A boyfriend discovered the woman's body the afternoon of Jan. 2, 1990. She had been strangled and stabbed 16 times in the heart, and there was semen on her body that detectives believed contained the killer's DNA.

Calzacorto did not become a suspect in the case until 1994, when detectives on the Pinellas County Sheriff's cold-case squad began looking at every man who lived at Colannino's apartment complex. They zeroed in on Calzacorto after learning of his father's unsolved homicide but were stonewalled when he refused to submit to DNA testing.

Detectives were unable to solve the case until early 2001, by which time the science of DNA testing had advanced to the point where they no longer needed the suspect to submit to a blood test to get a sample large enough to test against the semen.

By then, all they needed was a trace of saliva. And they got it by rooting through Calzacorto's trash for items such as cigarette butts and part of an electric razor.

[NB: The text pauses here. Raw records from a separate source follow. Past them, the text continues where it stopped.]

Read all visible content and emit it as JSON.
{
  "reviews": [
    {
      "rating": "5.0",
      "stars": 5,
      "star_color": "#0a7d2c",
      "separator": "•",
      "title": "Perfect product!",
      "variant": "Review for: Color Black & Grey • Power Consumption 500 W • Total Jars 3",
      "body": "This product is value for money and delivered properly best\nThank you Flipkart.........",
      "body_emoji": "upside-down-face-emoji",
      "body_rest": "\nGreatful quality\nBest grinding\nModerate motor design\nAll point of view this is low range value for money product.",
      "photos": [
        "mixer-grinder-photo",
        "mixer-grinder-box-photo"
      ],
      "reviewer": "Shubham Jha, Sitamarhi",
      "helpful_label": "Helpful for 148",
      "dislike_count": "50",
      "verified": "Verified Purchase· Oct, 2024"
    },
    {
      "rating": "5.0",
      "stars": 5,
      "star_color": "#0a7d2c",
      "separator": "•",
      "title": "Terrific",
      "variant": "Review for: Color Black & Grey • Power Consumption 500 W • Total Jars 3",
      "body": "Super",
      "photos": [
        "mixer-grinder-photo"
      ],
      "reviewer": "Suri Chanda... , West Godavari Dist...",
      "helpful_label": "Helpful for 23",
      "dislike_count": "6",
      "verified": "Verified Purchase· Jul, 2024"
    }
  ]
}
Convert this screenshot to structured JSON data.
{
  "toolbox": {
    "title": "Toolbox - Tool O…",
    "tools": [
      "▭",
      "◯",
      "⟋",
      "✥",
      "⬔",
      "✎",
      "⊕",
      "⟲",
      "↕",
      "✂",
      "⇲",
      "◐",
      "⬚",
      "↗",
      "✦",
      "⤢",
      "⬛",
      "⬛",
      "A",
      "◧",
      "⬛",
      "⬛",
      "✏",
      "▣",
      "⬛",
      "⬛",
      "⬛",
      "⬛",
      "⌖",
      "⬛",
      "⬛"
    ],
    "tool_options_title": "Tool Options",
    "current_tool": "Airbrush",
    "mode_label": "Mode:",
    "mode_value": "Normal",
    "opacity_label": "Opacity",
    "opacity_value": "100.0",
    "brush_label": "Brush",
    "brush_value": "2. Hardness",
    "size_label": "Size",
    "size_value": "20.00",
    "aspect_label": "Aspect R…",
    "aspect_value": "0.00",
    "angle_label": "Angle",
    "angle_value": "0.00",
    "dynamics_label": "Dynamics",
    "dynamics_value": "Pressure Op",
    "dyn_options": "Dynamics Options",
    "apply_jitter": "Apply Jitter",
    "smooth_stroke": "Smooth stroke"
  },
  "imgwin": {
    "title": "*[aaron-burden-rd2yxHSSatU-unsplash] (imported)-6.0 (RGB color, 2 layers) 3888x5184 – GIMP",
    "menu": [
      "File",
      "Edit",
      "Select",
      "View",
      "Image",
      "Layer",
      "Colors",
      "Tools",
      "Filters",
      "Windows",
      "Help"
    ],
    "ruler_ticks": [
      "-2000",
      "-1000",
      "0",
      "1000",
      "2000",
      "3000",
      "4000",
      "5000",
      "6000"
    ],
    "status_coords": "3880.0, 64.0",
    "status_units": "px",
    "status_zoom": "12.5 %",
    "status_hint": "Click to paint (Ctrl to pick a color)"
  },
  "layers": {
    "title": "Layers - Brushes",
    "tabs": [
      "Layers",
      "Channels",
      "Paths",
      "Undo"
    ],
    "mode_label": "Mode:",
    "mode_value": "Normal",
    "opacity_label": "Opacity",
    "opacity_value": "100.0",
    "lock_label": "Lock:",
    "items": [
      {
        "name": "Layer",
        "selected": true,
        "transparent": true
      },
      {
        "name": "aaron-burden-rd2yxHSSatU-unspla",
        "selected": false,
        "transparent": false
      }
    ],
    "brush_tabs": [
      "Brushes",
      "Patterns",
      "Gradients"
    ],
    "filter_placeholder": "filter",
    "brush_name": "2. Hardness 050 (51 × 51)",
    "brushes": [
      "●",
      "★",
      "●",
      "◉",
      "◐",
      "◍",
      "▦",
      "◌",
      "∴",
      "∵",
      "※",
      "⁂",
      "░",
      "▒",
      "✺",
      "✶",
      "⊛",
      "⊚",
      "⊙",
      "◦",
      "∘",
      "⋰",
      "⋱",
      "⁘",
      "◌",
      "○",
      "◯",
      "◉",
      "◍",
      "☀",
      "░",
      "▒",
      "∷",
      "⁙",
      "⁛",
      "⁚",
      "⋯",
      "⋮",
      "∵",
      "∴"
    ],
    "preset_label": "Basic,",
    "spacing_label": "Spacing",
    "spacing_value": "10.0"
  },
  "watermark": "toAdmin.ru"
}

But what might have been an open-and-closed case was complicated by the fact that Brian's twin brother, Alfred Calzacorto Jr., has identical DNA and lived about 20 miles away in Tampa at the time Colannino was killed. But they eliminated him as a suspect after becoming convinced Alfred Jr. was at work in Tampa during the short time frame in which Colannino was killed.

All five jurors who agreed to be interviewed yesterday said Calzacorto might have been found innocent if either he or his identical twin had acknowledged having sex with Colannino, thus explaining why semen matching the brothers' DNA was found on the body.

Had either brother acknowledged the contact, it would have jibed with the defense contention that Colannino's boyfriend killed her in a jealous rage after discovering she had been with one of the brothers, jurors said. But on the witness stand last week, both Calzacorto twins denied knowing her or having any contact with her.

Lindgren said the contrast between the identical twin brothers was striking.

"It was like a good twin and an evil twin, like Cain and Abel,'' the juror said.

Unlike in the Colannino case, Calzacorto became a suspect in his father's slaying almost immediately after it was discovered to be a homicide. He was at the home alone with his father on the morning of the slaying, and there was no sign of forced entry or burglary.

State Trooper Edward Pauley, who headed the original investigation, testified at a coroner's inquest that he could find no motive for the killing. But he did say there was friction between the father and son, who had recently graduated from college but did not have a job.

During the inquest in January 1987, Mary Ann Calzacorto, Alfred Jr., three daughters and two sons-in-law exercised their Fifth Amendment right not to answer questions 130 times among them. The coroner's jury later recommended Brian Calzacorto be charged with homicide and that family members be prosecuted for allegedly covering up the crime.

A handful of family members were charged, but none were convicted, and Brian Calzacorto was never charged.